Saturday, April 20, 2019

This Recent CO2 Chatter by the German Government

Alright, there was some chatter going on for months (by the SPD, and Green Parties), and this week.....the Environmental Minister of Germany (Schulze, SPD) said that basically....the country needs a CO2 'tax'.

This came out of an interview, and the impression is that you'd have to curb people's attitude and take their money....in order to force 'change'.

The amount she suggested?  Twenty Euro per ton, per individual.  You can go and do the calculator business, and the rough numbers for an average guy is thirteen tons of CO2 per year.....meaning you'd have to come up with 260 Euro (per person).   Maybe you'd just count mom and dad this way, and just say two kids amount to 100 Euro, and a family hit of 620 Euro per year for the whole family. 

Now, all of this leads to a mystery equation (don't tell the Germans this).  You'd have to know how a guy travels (by bike, scooter, walking, horseback, car, bus, or train).  You'd have to know about his habits on vacations (if he jets off to New Zealand each year with his wife).  You'd have to know about his tendency to buy bio-organic materials to consume.  You'd have to know about his heat for the house (whether natural gas, coal, wood, or electrical).  There's probably at least forty different variables which lead to that 13 tons of CO2, and if you were a guy in a big house, with two cars, and running an AC unit....you might be up in the 60 tons of CO2 (meaning 1,200 Euro per person). 

Yes, it gets to a complicated level.

But you'd get to a level of asking the logical question.....a lot of extra money would be rolling into the government's revenue pot....billions per year across Germany.  What happens to that CO2 money?

Well....Schulze says it'd be granted out as social compensation (gift money).  This would solve 'medium' and 'small' incomes.  The people with higher income, big cars, extensive travel, etc.....would carry the load.

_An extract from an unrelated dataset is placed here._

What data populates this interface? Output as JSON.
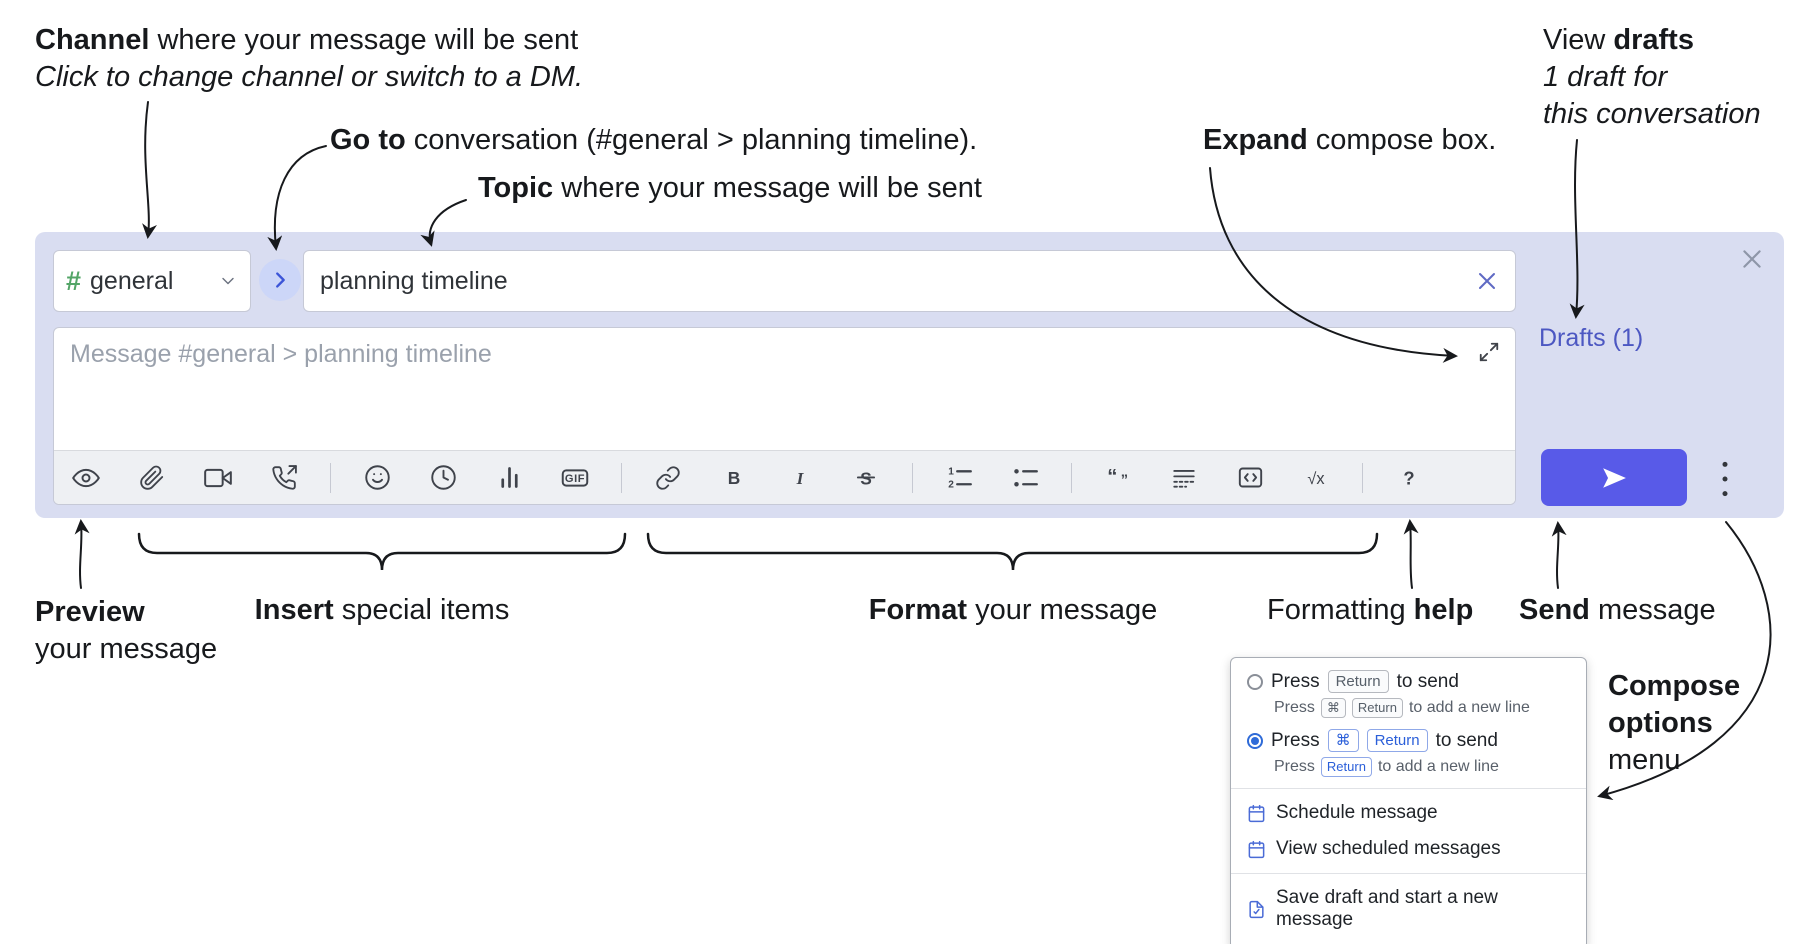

What would obviously happen?

In the first year of this 'pain', you'd find a number of people complaining about the way this was measured, and the increasing cost of living.  Somewhere along the second year, those with an abundant income and in the position to leave Germany (meaning to relocate)....would pack and move to Poland, Hungary, or Czech.  Acceleration of the exodus would be seen by the fourth year, and the wondering 'gift-money' business would suddenly start to sputter....meaning a 30-to-40 percent cut.  The travel to overseas locations?  That would shift from Hamburg and Frankfurt....to Prague, Amsterdam, and Vienna. Why would you pay an extra 150 to 250 Euro for a airline ticket, to cover CO2 drama?

At this point, the people pushing the agenda would go and demand that the rest of the EU copy their amazing feat, and prevent people from escaping the CO2 tax.  There, they'd find people laughing over the agenda, and refusing to bring it up as a EU shift.

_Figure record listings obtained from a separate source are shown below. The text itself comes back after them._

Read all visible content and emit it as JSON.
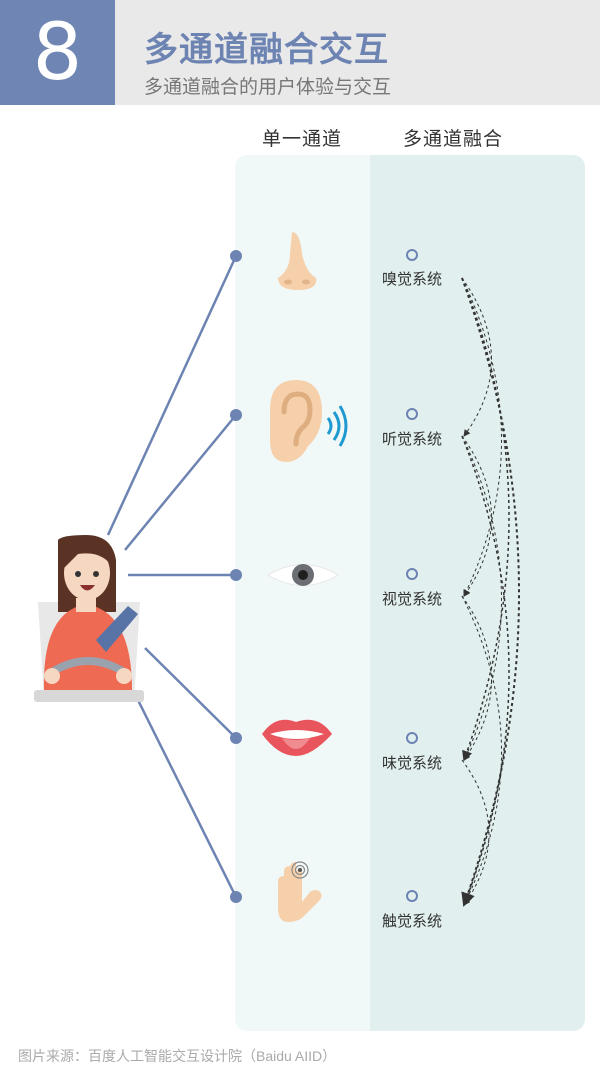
{
  "header": {
    "number": "8",
    "title": "多通道融合交互",
    "subtitle": "多通道融合的用户体验与交互"
  },
  "columns": {
    "single": "单一通道",
    "multi": "多通道融合"
  },
  "channels": [
    {
      "sense": "nose-icon",
      "system": "嗅觉系统"
    },
    {
      "sense": "ear-icon",
      "system": "听觉系统"
    },
    {
      "sense": "eye-icon",
      "system": "视觉系统"
    },
    {
      "sense": "mouth-icon",
      "system": "味觉系统"
    },
    {
      "sense": "hand-icon",
      "system": "触觉系统"
    }
  ],
  "footer": {
    "source": "图片来源：百度人工智能交互设计院（Baidu AIID）"
  },
  "colors": {
    "accent": "#6d84b3",
    "number_box": "#6f86b4",
    "panel_left": "#f1f8f8",
    "panel_right": "#e1efee"
  }
}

The odds of this CO2 tax occurring?  Right now....zero percent chance.  If you had a Green Party Chancellor in Berlin, with the SPD and Linke Parties as partners, it's probably closer to a 100-percent chance. 

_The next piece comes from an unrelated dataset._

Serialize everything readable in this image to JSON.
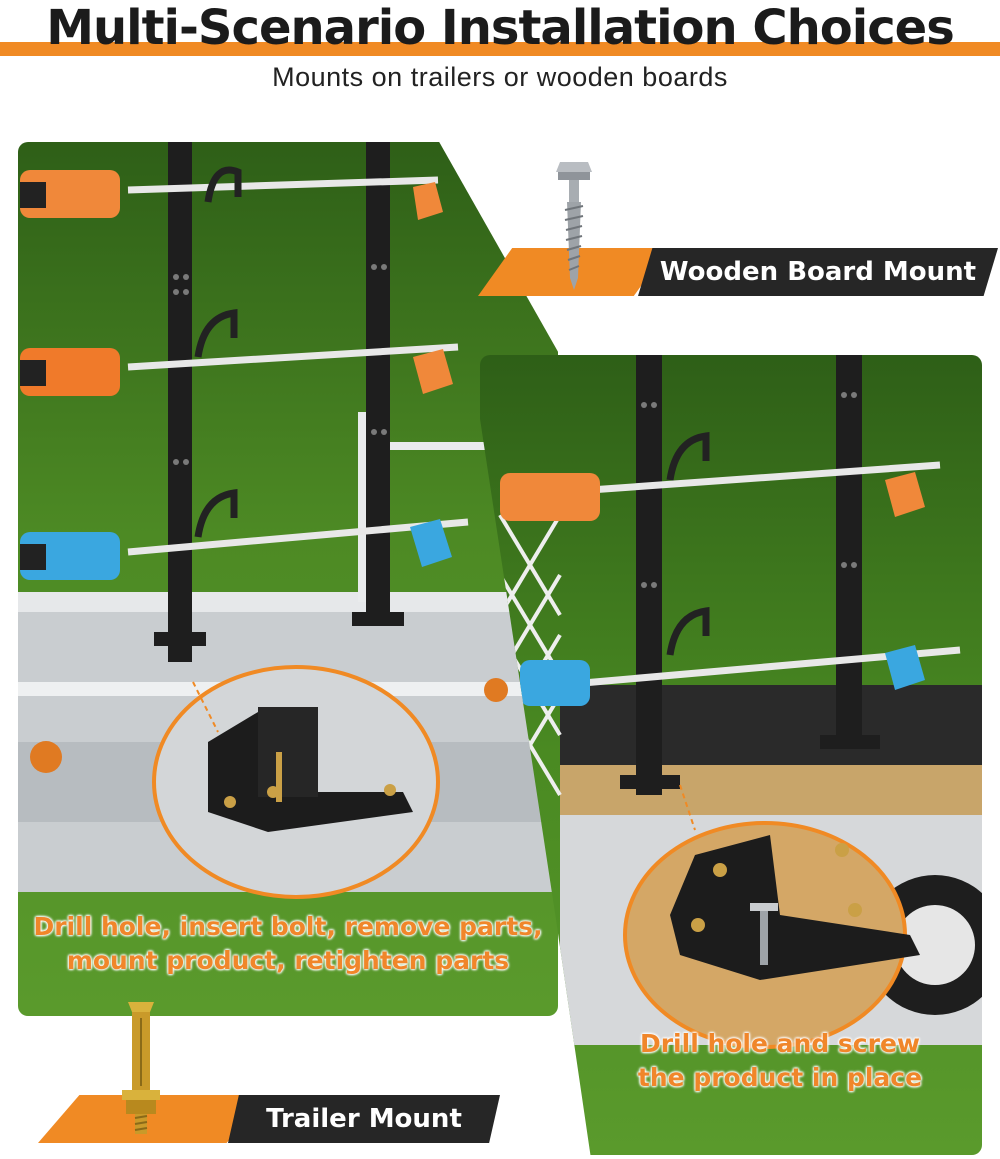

If this sounds like some modern Robin Hood-scheme, where the money got exchanged from the wealthy to the poor?  Well, that's the chief issue.  It's almost like an artificial recession, to be created out of thin air.  But here's the thing, if CO2 was your big thing, and the hotest problem to be dealt with, then you'd go and make houses and appliances as modern as possible, and lessen the tax rate (19-percent) on those items to zero....convincing people to renew their freezers, washers, dryers, and heating systems.  Yet you don't see that type of problem-solving....it's more along the lines of problem-inventing.